Moore continued, “To increase the pace and scale of this important work, we need to fix how fire suppression is funded. Last year fire management alone consumed 56 percent of the USDA Forest Service’s national budget. As fire suppression costs continue to grow as a percentage of the USDA Forest Service’s budget, funding is shrinking for non-fire programs that protect watersheds and restore forests, making them more resilient to wildfire and drought.”
Though California received record-breaking rains in the winter of 2016-2017, the effects of five consecutive years of severe drought in California, a dramatic rise in bark beetle infestation and rising temperatures have led to historic levels of tree die-off. The Tree Mortality Task Force (TMTF), with support from the Governor’s office and comprised of more than 80 local, state and federal agencies and private utility companies, continues to remove hazardous dead trees. To date, the TMTF members have collectively felled or removed over 1 million dead trees; this includes over 480,000 dead trees felled or removed by the USDA Forest Service.
The TMTF members are using a triage approach to this tree mortality crisis, first focusing on public safety by removing dead and dying trees in high hazard areas. To further improve forest health, the USDA Forest Service and CAL FIRE have increased their pace and scale of prescribed fire. The USDA Forest Service has treated over 55,000 acres and CAL FIRE has completed over 33,000 acres in fuel treatment projects. By combining tree removal with prescribed fire, crews will be able to decrease overly dense stands of trees, reduce greenhouse gases, and protect communities across the state…
With a staggering 129 million dead trees in the state, the work of the task force is far from over. The strong foundation built will continue to be an advantage as the TMTF continues to address tree mortality and its impacts.

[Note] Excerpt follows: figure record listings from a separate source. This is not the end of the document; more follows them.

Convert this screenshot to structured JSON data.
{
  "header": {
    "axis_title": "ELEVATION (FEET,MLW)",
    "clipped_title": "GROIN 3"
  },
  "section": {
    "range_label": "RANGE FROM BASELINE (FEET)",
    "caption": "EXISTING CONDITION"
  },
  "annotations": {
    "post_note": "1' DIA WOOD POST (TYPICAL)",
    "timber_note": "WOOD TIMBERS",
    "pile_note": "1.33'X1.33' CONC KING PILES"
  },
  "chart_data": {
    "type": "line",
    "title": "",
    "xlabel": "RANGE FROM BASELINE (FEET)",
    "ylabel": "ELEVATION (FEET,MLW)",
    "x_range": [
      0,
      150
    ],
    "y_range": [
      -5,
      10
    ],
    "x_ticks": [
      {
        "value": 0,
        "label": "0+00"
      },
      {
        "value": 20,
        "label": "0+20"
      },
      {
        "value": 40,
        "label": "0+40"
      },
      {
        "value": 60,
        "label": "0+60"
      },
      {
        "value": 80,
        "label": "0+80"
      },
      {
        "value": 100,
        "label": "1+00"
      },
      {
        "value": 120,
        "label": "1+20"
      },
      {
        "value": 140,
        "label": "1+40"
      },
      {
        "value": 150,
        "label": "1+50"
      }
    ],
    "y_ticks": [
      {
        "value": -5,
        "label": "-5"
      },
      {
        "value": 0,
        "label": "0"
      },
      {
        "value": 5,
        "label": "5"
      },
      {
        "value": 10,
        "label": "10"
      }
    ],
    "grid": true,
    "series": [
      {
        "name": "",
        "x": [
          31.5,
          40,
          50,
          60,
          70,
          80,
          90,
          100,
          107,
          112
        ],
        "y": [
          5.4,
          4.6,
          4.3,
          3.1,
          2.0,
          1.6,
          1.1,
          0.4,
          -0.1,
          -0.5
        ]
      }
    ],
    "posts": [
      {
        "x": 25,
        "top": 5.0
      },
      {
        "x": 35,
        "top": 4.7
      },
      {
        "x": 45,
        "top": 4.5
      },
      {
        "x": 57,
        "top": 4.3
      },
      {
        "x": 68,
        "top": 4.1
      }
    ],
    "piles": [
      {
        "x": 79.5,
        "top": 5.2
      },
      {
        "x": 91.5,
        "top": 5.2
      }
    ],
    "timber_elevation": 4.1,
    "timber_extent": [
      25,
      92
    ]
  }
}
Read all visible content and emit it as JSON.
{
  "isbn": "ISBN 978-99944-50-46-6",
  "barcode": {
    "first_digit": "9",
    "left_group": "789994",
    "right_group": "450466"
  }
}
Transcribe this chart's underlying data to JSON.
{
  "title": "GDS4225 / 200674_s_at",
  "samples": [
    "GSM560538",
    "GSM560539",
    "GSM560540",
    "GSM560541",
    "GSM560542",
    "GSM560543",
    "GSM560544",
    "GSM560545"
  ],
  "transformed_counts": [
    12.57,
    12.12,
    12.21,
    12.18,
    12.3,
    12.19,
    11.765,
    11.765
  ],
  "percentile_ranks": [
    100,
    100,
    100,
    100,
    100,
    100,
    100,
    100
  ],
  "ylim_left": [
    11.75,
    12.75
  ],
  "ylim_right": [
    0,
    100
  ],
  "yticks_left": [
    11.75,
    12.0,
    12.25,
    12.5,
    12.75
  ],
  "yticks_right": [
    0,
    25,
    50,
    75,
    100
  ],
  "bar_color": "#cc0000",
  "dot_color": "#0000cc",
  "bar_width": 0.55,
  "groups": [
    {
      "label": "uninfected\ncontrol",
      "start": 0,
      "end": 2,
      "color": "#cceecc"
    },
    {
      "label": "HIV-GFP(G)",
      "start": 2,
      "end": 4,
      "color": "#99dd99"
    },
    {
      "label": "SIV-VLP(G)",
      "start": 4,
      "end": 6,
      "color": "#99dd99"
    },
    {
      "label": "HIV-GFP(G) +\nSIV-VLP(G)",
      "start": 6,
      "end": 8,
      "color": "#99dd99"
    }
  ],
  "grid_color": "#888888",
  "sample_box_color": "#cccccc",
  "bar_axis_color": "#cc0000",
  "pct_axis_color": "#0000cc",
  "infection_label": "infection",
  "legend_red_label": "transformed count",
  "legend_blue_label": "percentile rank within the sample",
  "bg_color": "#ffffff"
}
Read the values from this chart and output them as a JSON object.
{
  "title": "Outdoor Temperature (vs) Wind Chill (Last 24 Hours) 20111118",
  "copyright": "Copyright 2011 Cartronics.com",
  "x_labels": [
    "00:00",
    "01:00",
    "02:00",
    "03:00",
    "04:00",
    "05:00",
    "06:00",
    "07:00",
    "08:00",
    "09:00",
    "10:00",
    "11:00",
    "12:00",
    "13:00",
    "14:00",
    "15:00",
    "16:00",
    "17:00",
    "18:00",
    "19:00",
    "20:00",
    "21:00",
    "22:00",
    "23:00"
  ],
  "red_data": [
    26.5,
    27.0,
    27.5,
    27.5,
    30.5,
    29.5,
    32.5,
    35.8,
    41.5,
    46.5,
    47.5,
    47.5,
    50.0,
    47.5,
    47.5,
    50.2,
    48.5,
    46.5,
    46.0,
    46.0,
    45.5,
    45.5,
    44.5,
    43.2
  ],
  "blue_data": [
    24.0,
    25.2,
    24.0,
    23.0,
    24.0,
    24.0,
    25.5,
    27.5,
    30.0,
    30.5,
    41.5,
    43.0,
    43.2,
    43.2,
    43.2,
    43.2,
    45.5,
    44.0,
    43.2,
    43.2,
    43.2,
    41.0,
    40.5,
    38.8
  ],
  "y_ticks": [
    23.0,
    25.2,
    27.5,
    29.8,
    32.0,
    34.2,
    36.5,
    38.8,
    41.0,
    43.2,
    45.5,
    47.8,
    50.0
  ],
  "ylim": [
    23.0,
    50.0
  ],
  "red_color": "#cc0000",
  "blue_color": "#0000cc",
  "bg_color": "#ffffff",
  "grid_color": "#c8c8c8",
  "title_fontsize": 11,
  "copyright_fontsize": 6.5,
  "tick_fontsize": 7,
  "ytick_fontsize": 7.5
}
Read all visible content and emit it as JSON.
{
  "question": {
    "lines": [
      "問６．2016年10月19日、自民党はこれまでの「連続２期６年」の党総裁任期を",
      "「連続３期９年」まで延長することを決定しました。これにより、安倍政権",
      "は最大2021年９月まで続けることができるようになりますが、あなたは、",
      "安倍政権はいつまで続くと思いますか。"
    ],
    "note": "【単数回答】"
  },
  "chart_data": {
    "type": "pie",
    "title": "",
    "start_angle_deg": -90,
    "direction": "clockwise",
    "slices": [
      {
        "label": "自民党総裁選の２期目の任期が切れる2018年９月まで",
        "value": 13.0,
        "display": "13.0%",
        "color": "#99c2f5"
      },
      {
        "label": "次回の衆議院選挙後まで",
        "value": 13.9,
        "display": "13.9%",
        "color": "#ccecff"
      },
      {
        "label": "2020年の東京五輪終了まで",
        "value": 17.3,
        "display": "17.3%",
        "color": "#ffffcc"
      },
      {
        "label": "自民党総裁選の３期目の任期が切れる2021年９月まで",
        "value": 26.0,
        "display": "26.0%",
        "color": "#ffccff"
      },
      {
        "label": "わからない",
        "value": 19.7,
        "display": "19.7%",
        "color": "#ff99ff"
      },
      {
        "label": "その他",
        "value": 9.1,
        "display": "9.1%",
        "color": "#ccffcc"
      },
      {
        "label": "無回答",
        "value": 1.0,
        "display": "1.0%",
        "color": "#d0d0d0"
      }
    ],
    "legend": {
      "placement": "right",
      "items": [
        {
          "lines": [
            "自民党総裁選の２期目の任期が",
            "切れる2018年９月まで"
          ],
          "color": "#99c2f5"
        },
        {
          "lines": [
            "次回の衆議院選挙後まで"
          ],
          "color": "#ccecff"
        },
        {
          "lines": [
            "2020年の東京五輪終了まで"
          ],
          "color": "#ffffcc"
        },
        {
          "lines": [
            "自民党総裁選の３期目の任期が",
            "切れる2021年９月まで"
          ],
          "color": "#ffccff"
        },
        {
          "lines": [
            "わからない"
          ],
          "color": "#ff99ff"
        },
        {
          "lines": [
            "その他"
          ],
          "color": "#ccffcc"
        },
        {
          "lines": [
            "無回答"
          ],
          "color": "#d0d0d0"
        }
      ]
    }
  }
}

It’s always fun to watch President Trump blow up Twitter with remarks he knows will send leftists and elite media types into a tizzy. The comedic value, however, doesn’t outweigh his ability to start uncomfortable conversations about important topics that big government-loving leftists would rather ignore. But linking California’s catastrophic wildfires to government policy is imperative if real solutions are to be hammered out. We can only hope, however, that it’s not too late for California’s reality check.